Theoretical spin transport analysis for a spin pseudovalve-type $\mathrm{L}_j$/semiconductor/$\mathrm{L}_j$ trilayer (with $\mathrm{L}_j$ = ferromagnetic)

In this work, a theoretical study of spin transport in a pseudovalve spin (PSV) heterostructure is conducted. For the semiconductor (SC), the conduction band at the $\Gamma$ point of reciprocal space and spin-orbit coupling (SOC) are considered. For the ferromagnetic (FM) electrodes on the left ($l$) and right ($r$), the internal exchange energy ($\Delta_j$, where $j = \left(l,r\right)$) and the magnetization normal vector ($\mathbf{n}_j$) on the barrier plane are taken into account. An analytical expression for the transmission probability as a function of $\mathbf{n}_j$ direction was obtained from the {\em Schr\"odinger-Pauli} equations with the boundary conditions.
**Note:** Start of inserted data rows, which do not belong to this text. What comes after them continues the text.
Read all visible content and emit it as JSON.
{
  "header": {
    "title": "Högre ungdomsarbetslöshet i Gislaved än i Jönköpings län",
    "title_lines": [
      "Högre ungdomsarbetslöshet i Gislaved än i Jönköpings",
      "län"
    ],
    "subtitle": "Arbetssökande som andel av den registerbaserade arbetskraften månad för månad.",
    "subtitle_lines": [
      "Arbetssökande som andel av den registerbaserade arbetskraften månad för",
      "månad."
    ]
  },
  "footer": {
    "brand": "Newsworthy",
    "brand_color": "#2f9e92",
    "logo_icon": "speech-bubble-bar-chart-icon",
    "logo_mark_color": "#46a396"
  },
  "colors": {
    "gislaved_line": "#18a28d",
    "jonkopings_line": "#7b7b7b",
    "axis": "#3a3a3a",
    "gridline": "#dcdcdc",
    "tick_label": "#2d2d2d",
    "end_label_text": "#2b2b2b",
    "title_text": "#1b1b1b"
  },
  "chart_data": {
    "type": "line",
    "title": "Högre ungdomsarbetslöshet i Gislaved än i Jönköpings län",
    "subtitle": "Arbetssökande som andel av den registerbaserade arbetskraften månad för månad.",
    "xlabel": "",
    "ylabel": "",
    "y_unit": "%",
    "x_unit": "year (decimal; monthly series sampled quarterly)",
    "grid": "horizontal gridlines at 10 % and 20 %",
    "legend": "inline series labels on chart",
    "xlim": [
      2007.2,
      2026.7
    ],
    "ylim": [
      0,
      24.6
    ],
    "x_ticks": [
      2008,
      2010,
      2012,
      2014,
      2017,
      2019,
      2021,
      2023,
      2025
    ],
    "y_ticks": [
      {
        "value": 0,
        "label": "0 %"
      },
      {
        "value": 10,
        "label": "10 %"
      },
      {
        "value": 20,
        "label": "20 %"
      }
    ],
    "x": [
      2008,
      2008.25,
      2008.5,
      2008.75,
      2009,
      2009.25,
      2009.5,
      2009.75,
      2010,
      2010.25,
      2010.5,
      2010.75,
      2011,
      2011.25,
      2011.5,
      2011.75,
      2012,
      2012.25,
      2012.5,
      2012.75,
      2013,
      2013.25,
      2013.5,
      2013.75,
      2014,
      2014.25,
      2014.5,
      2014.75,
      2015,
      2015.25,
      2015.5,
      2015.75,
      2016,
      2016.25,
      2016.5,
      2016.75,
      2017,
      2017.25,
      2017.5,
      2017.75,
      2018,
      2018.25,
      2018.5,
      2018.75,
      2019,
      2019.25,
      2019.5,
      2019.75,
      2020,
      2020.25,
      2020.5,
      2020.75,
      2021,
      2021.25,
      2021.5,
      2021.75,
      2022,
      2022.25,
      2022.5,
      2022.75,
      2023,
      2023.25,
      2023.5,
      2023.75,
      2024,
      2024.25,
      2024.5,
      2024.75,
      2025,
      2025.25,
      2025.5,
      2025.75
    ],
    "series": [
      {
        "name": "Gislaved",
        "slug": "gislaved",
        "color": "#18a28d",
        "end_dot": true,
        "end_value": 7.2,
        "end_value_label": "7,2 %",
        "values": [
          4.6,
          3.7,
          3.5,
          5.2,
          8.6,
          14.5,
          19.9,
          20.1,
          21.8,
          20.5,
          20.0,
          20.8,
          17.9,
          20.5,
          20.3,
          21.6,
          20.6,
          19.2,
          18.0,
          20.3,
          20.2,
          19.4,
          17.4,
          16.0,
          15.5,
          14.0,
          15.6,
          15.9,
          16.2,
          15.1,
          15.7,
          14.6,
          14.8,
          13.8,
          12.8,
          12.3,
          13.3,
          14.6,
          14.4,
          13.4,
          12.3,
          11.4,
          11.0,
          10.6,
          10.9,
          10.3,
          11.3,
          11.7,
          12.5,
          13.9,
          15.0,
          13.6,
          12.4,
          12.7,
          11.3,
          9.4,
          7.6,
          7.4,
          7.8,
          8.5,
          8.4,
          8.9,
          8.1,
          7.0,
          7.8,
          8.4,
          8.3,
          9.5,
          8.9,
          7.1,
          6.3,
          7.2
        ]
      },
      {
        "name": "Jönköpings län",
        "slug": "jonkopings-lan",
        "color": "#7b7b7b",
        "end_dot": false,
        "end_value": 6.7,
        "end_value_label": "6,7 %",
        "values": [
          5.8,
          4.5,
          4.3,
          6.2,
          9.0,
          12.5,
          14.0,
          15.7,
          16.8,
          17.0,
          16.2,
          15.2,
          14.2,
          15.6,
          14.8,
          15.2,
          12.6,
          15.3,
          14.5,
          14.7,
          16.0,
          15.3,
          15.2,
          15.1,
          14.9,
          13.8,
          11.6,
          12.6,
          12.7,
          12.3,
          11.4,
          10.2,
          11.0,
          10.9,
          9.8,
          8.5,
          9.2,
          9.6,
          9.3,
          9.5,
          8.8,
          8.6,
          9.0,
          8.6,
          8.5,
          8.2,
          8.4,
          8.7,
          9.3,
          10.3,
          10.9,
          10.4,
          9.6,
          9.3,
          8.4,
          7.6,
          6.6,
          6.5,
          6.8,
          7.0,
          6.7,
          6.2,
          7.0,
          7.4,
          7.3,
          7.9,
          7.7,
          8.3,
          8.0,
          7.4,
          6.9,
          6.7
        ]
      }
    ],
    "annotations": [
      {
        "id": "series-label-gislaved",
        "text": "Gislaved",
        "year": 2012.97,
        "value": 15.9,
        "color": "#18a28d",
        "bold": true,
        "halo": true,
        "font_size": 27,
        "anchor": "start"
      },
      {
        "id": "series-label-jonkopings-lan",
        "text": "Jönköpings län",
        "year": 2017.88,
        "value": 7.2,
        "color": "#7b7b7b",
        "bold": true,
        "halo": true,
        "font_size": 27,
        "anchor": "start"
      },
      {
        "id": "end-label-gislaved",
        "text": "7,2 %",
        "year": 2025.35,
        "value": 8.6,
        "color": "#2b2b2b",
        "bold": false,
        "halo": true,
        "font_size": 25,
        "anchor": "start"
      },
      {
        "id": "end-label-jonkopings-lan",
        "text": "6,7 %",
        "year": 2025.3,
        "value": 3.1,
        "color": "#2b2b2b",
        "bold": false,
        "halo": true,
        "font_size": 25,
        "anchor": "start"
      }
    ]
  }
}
Furthermore, the tunnel magnetoresistance (TMR) at T $\approx$ 0 K was calculated, depending on the direction of the crystallographic axis favoring the magnetization ($\theta_m$) of the FM and the thickness of the SC, using the {\em Landauer-B\"{u}ttiker} formula for a single channel. It is observed that the TMR reaches its maximum value when the $\mathbf{n}_l$ direction is parallel to $\theta_m$. Applying this physico-mathematical model to the Fe/SC/Fe PSV, with SC as GaAs, GaSb, and InAs, it was found that the {\em Dresselhaus} SOC does not significantly contribute to the TMR.